Europe’s path to digital sovereignty will be paved with 5G technology

An augmented reality demonstration at Ericsson's 5G mobile data service and Internet of Things (IoT) Corda Campus in Hasselt, Belgium.
Dario Pignatelli—Bloomberg/Getty Images

Europe can achieve much in its quest for digital sovereignty by boosting its capacity for innovation, especially in the field of telecommunications.

Finland’s Nokia and Sweden’s Ericsson are two of the world’s preeminent telecommunications equipment manufacturers but their position is not assured. China’s Huawei remains the global leader in the telecommunications infrastructure market. In response to U.S. efforts to curtail its activity in developed markets—which contributed substantially to Nokia and Ericsson’s resurgence—Huawei is focusing on emerging markets, where it can undercut competitor pricing by 30 percent.

To preserve European technology leadership in telecommunications, Europe should lead on open radio access networks (open RAN) technologies instead of opposing them.

Open RAN is a fundamental rethink of how wireless networks run. While previously networks used one hardware vendor, open RAN uses software to enable multiple hardware vendors to be used. This helps lower costs and allows for newer entrants to the wireless infrastructure market.

Nokia and Ericsson acknowledge this. At the same time, both companies offer critiques of open RAN. This is no surprise given that rapid adoption of open RAN would upend their current hardware-centered business model.

Some European analysts have also expressed concerns about the presence of Chinese companies in the O-RAN Alliance, an industry grouping dedicated to setting open RAN specifications. They argue the U.S., Japan, and Europe should not move forward with open RAN technology because Chinese companies are involved in standardizing it.

By this logic, no 5G deployments would be acceptable because of the involvement of Chinese firms in 3GPP, the 5G standard-setting body. Companies from any democracies shouldn’t be working alongside Chinese providers in standard-setting bodies.

However, the EU and fellow techno-democracies must not cede technological leadership and standard-setting power to China, potentially creating a separate tech ecosystem.

Instead, EU leaders should make open RAN a centerpiece of its digital sovereignty strategy–and reap the benefits. Open RAN promises greater vendor diversity. New entrants are attracted to the massive 5G service market—projected to reach $85 billion by 2024—because the barriers to entry in software are lower.
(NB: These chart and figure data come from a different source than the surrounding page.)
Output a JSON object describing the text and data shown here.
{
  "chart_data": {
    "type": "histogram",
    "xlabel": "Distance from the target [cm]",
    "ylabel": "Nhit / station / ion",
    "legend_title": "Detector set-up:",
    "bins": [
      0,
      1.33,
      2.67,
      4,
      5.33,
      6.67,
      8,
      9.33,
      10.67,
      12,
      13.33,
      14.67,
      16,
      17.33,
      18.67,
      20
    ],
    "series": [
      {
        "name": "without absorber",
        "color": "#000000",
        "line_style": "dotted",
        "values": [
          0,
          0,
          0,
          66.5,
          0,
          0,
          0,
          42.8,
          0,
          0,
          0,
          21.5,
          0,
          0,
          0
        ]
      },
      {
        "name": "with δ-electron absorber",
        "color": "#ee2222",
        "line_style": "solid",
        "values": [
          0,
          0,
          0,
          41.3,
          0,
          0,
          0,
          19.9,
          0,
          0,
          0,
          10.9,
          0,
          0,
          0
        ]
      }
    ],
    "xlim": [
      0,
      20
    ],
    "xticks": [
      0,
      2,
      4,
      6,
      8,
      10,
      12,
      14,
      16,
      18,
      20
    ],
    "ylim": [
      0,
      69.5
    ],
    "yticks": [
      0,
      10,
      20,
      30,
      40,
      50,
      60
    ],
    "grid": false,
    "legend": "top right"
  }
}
This is already happening in the U.S., and Europe has all the elements in place to do the same. Greater vendor diversity is key to ensuring safer 5G networks, according to the EU coordinated risk assessment of the cybersecurity of 5G networks and the 2021 Prague Proposals on Supplier Diversity.

Open RAN rollouts are often less expensive, making it a compelling option for countries lured by Huawei’s cheap 5G offerings. This provides European firms, new and incumbent, with a competitive edge over Chinese firms such as Huawei. Open RAN rollouts could also strengthen Nokia’s and Ericsson’s market positions in third countries, where Beijing is championing Huawei through the Belt and Road Initiative.
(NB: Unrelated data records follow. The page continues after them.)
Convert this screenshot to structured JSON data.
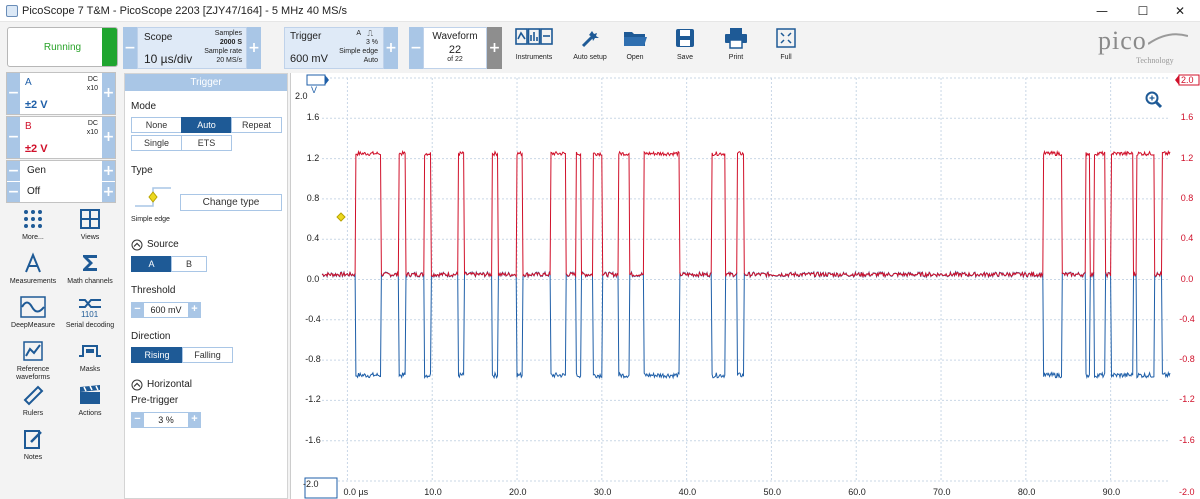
{
  "window": {
    "title": "PicoScope 7 T&M  -  PicoScope 2203 [ZJY47/164] - 5 MHz 40 MS/s",
    "min": "—",
    "max": "☐",
    "close": "✕"
  },
  "toolbar": {
    "run_status": "Running",
    "scope": {
      "label": "Scope",
      "timebase": "10 µs/div",
      "samples_label": "Samples",
      "samples": "2000 S",
      "rate_label": "Sample rate",
      "rate": "20 MS/s"
    },
    "trigger": {
      "label": "Trigger",
      "level": "600 mV",
      "channel": "A",
      "edge_symbol": "⎍",
      "pretrigger": "3 %",
      "type": "Simple edge",
      "mode": "Auto"
    },
    "waveform": {
      "label": "Waveform",
      "current": "22",
      "of": "of 22"
    },
    "buttons": [
      {
        "label": "Instruments",
        "icon": "instruments-icon"
      },
      {
        "label": "Auto setup",
        "icon": "auto-setup-icon"
      },
      {
        "label": "Open",
        "icon": "folder-icon"
      },
      {
        "label": "Save",
        "icon": "save-icon"
      },
      {
        "label": "Print",
        "icon": "print-icon"
      },
      {
        "label": "Full",
        "icon": "fullscreen-icon"
      }
    ],
    "logo": {
      "text": "pico",
      "sub": "Technology"
    }
  },
  "channels": [
    {
      "name": "A",
      "coupling": "DC",
      "probe": "x10",
      "range": "±2 V",
      "color": "#1f5fa8"
    },
    {
      "name": "B",
      "coupling": "DC",
      "probe": "x10",
      "range": "±2 V",
      "color": "#d0102a"
    },
    {
      "name": "Gen",
      "value": "Off"
    }
  ],
  "tools": [
    {
      "label": "More...",
      "icon": "more-icon"
    },
    {
      "label": "Views",
      "icon": "views-icon"
    },
    {
      "label": "Measurements",
      "icon": "measurements-icon"
    },
    {
      "label": "Math channels",
      "icon": "math-icon"
    },
    {
      "label": "DeepMeasure",
      "icon": "deepmeasure-icon"
    },
    {
      "label": "Serial decoding",
      "icon": "serial-decoding-icon"
    },
    {
      "label": "Reference waveforms",
      "icon": "reference-icon"
    },
    {
      "label": "Masks",
      "icon": "masks-icon"
    },
    {
      "label": "Rulers",
      "icon": "rulers-icon"
    },
    {
      "label": "Actions",
      "icon": "actions-icon"
    },
    {
      "label": "Notes",
      "icon": "notes-icon"
    }
  ],
  "trigger_panel": {
    "header": "Trigger",
    "mode_label": "Mode",
    "modes": [
      "None",
      "Auto",
      "Repeat",
      "Single",
      "ETS"
    ],
    "mode_selected": "Auto",
    "type_label": "Type",
    "type_name": "Simple edge",
    "change_type": "Change type",
    "source_label": "Source",
    "sources": [
      "A",
      "B"
    ],
    "source_selected": "A",
    "threshold_label": "Threshold",
    "threshold": "600 mV",
    "direction_label": "Direction",
    "directions": [
      "Rising",
      "Falling"
    ],
    "direction_selected": "Rising",
    "horizontal_label": "Horizontal",
    "pretrigger_label": "Pre-trigger",
    "pretrigger": "3 %"
  },
  "plot": {
    "y_ticks": [
      "2.0",
      "1.6",
      "1.2",
      "0.8",
      "0.4",
      "0.0",
      "-0.4",
      "-0.8",
      "-1.2",
      "-1.6",
      "-2.0"
    ],
    "y_unit": "V",
    "x_ticks": [
      "0.0 µs",
      "10.0",
      "20.0",
      "30.0",
      "40.0",
      "50.0",
      "60.0",
      "70.0",
      "80.0",
      "90.0"
    ],
    "colors": {
      "A": "#1f5fa8",
      "B": "#d0102a",
      "grid": "#c9d7e6"
    }
  },
  "chart_data": {
    "type": "line",
    "x_unit": "µs",
    "y_unit": "V",
    "xlim": [
      -3,
      97
    ],
    "ylim": [
      -2,
      2
    ],
    "grid": true,
    "series": [
      {
        "name": "A",
        "low": -0.95,
        "idle": 0.05
      },
      {
        "name": "B",
        "high": 1.25,
        "idle": 0.05
      }
    ],
    "pulses": [
      [
        1,
        4
      ],
      [
        6,
        6.8
      ],
      [
        9,
        9.8
      ],
      [
        13,
        13.7
      ],
      [
        17,
        17.7
      ],
      [
        20,
        20.7
      ],
      [
        24,
        25.8
      ],
      [
        27,
        27.6
      ],
      [
        29,
        30.1
      ],
      [
        32,
        33.3
      ],
      [
        35,
        39.2
      ],
      [
        43,
        44.6
      ],
      [
        46,
        46.8
      ],
      [
        82,
        84.2
      ],
      [
        87,
        87.5
      ],
      [
        88,
        89.3
      ],
      [
        90,
        92.6
      ],
      [
        93,
        95.1
      ],
      [
        96,
        97
      ]
    ]
  }
}
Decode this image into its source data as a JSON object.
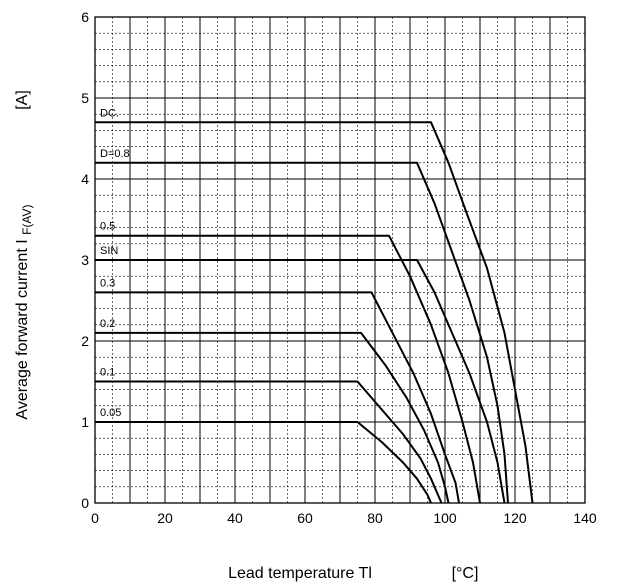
{
  "chart_data": {
    "type": "line",
    "title": "",
    "xlabel": "Lead temperature  Tl",
    "xunit": "[°C]",
    "ylabel": "Average forward current  I",
    "ylabel_subscript": "F(AV)",
    "yunit": "[A]",
    "xlim": [
      0,
      140
    ],
    "ylim": [
      0,
      6
    ],
    "xticks": [
      "0",
      "20",
      "40",
      "60",
      "80",
      "100",
      "120",
      "140"
    ],
    "yticks": [
      "0",
      "1",
      "2",
      "3",
      "4",
      "5",
      "6"
    ],
    "grid": true,
    "series": [
      {
        "name": "DC.",
        "x": [
          0,
          96,
          101,
          106,
          112,
          117,
          120,
          123,
          125
        ],
        "y": [
          4.7,
          4.7,
          4.2,
          3.6,
          2.9,
          2.1,
          1.4,
          0.7,
          0
        ]
      },
      {
        "name": "D=0.8",
        "x": [
          0,
          92,
          97,
          102,
          107,
          112,
          115,
          117,
          118
        ],
        "y": [
          4.2,
          4.2,
          3.7,
          3.1,
          2.5,
          1.8,
          1.2,
          0.6,
          0
        ]
      },
      {
        "name": "0.5",
        "x": [
          0,
          84,
          90,
          96,
          101,
          105,
          108,
          110
        ],
        "y": [
          3.3,
          3.3,
          2.8,
          2.2,
          1.6,
          1.0,
          0.5,
          0
        ]
      },
      {
        "name": "SIN",
        "x": [
          0,
          92,
          97,
          102,
          107,
          112,
          115,
          117
        ],
        "y": [
          3.0,
          3.0,
          2.6,
          2.1,
          1.6,
          1.0,
          0.5,
          0
        ]
      },
      {
        "name": "0.3",
        "x": [
          0,
          79,
          85,
          91,
          96,
          100,
          103,
          104
        ],
        "y": [
          2.6,
          2.6,
          2.1,
          1.6,
          1.1,
          0.6,
          0.25,
          0
        ]
      },
      {
        "name": "0.2",
        "x": [
          0,
          76,
          83,
          89,
          94,
          98,
          100,
          101
        ],
        "y": [
          2.1,
          2.1,
          1.7,
          1.3,
          0.9,
          0.5,
          0.2,
          0
        ]
      },
      {
        "name": "0.1",
        "x": [
          0,
          75,
          82,
          88,
          93,
          96,
          98,
          99
        ],
        "y": [
          1.5,
          1.5,
          1.15,
          0.85,
          0.55,
          0.3,
          0.1,
          0
        ]
      },
      {
        "name": "0.05",
        "x": [
          0,
          75,
          82,
          88,
          92,
          95,
          96
        ],
        "y": [
          1.0,
          1.0,
          0.75,
          0.5,
          0.3,
          0.1,
          0
        ]
      }
    ]
  }
}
Finally, there is an opportunity for multilateral collaboration in research, security, and standard-setting. Governments, such as those of Japan and the U.K., have made open RAN and virtualized networks the cornerstone of their strategic planning. Recently, the U.K. announced its goal for 35% of mobile network traffic to be carried over virtualized networks by 2030. Similarly, U.S. Secretary of Commerce Gina M. Raimondo and Executive Vice-President of the European Commission Margrethe Vestager jointly highlighted open RAN as a way to improve U.S. and EU network security.

Initiatives by European lawmakers could form the foundation of a comprehensive risk assessment and risk mitigation strategy. European leadership in open RAN would also help to advance telecommunications standards that are essential for long-term European competitiveness in this key space. 

The shift to virtualized networks such as open RAN for telecommunications infrastructure is well underway. Virtualized networks will be essential to ensuring that future communications networks are open and interoperable. Europe, the U.S., and their like-minded partners should not squander the opportunity to shape the future of this technology.

Martijn Rasser is a senior fellow and director of the Technology and National Security Program at the Center for a New American Security. Carisa Nietsche is an associate fellow for the Transatlantic Security Program at the Center for a New American Security.